Sur le quai du terminal terrestre, nos bagages à nos pieds, le très sympathique médecin, à qui j’explique mon histoire en anglais et montre mon avant-bras tout tuméfié, m’offre deux cachets contre la douleur qu’il tire de son sac et griffonne sur mon calepin une ordonnance. Au programme, anti-inflammatoires et tout ce qu’il faut pour m’aider à guérir. Jugez par vous-même : « Supibex tomar 1 c / 6 horas por 5 dìas. Celebrex 1 c / 8 horas » (Supibex, prendre un comprimé toutes les six heures pendant cinq jours. Celebrex, un comprimé toutes les huit heures). Il voulait également me prescrire un vaccin antitétanique (pour pas que je coule ?), mais là j’étais bien à jour avant de partir...

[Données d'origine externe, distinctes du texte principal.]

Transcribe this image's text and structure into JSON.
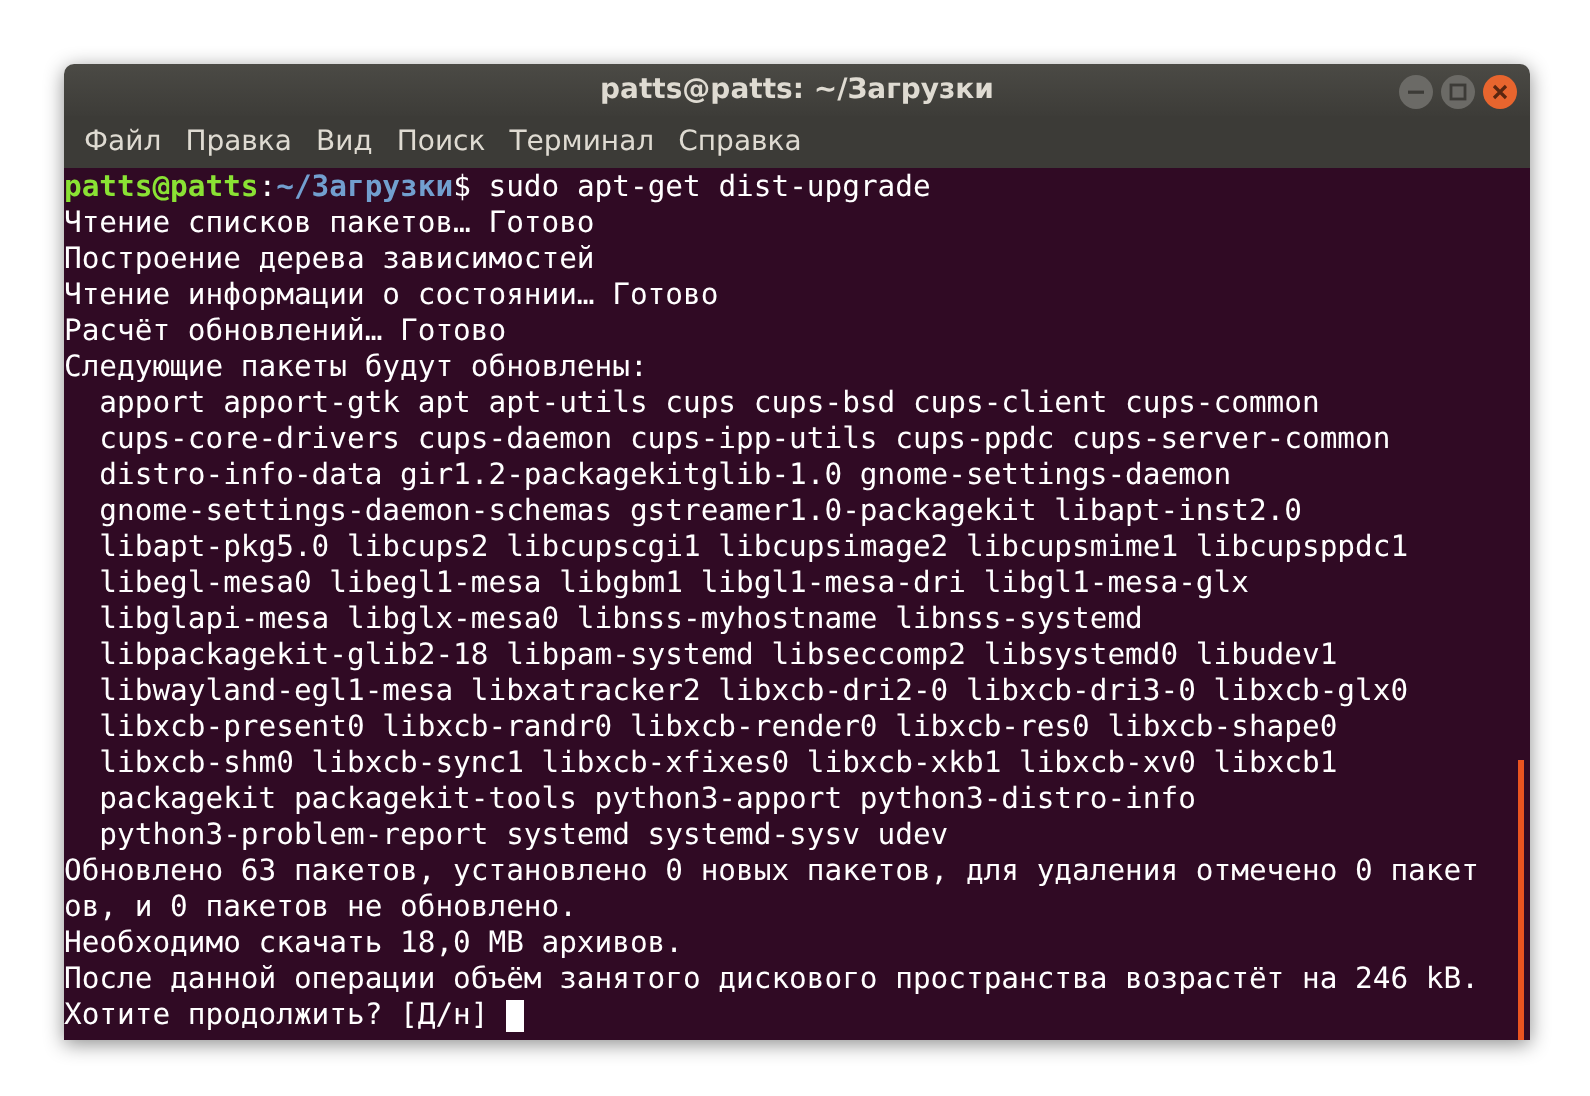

À la fin de cette consultation improvisée, je constate que tous mes compagnons de voyage se sont déjà enfuis. Je remercie le docteur et me dirige à pas pressés vers la sortie car il est huit heures passées. Je rencontre un couple d’Allemands encore dans la gare, et nous décidons de partir tous les trois à la recherche d’un hôtel. Je conseille le Pinchincha, suivant en cela les recommandations de mon guide. Vers onze heures trente, débarrassés de nos affaires, nous partons cette fois à la recherche d’un endroit ouvert pour nous sustenter. Je déguste un très bon churasco, copieuse assiette composée de viande de bœuf grillée, d’un œuf sur le plat, de riz et de légumes (tomates, pommes de terre...).
Je suis réveillé à quatre heures du matin par des voix qui viennent de la chambre à côté. Y a-t-il un vraiment une cloison entre les pièces ? L’hôtel est une petite merveille à en croire le guide. À nouveau, toutes les belles images que j’avais imaginées à Houston sont ternies. C’est un peu comme lorsque l’on reçoit ses photos au comptoir à un retour de vacances et qu’on découvre qu’elles sont ratées : ici trop blanche, on ne voit rien, là trop sombre, on ne reconnaît pas grand chose... C’est vrai que l’accueil est souriant, mais pas forcément plus qu’ailleurs (plus que dans les magasins parisiens, en tous les cas, ça c’est certain !). Le prix n’est pas « par chambre, quel que soit le nombre de lits », mais bien par personne. Et puis la lavenderia (laverie) n’est pas si donnée que ça ; je paye deux dollars quand le guide parle d’un « prix qui ne suffirait même pas à rembourser le courant de votre machine à laver » : ils utilisent quoi comme matériel, les rédacteurs du guide ? Et la peluqueria ? Pas vu... Pas plus que le seul bar qu’ils mentionnent dans les environs. Par contre, ils précisent que l’ascenseur ne fonctionne plus : ça, c’est une information utile !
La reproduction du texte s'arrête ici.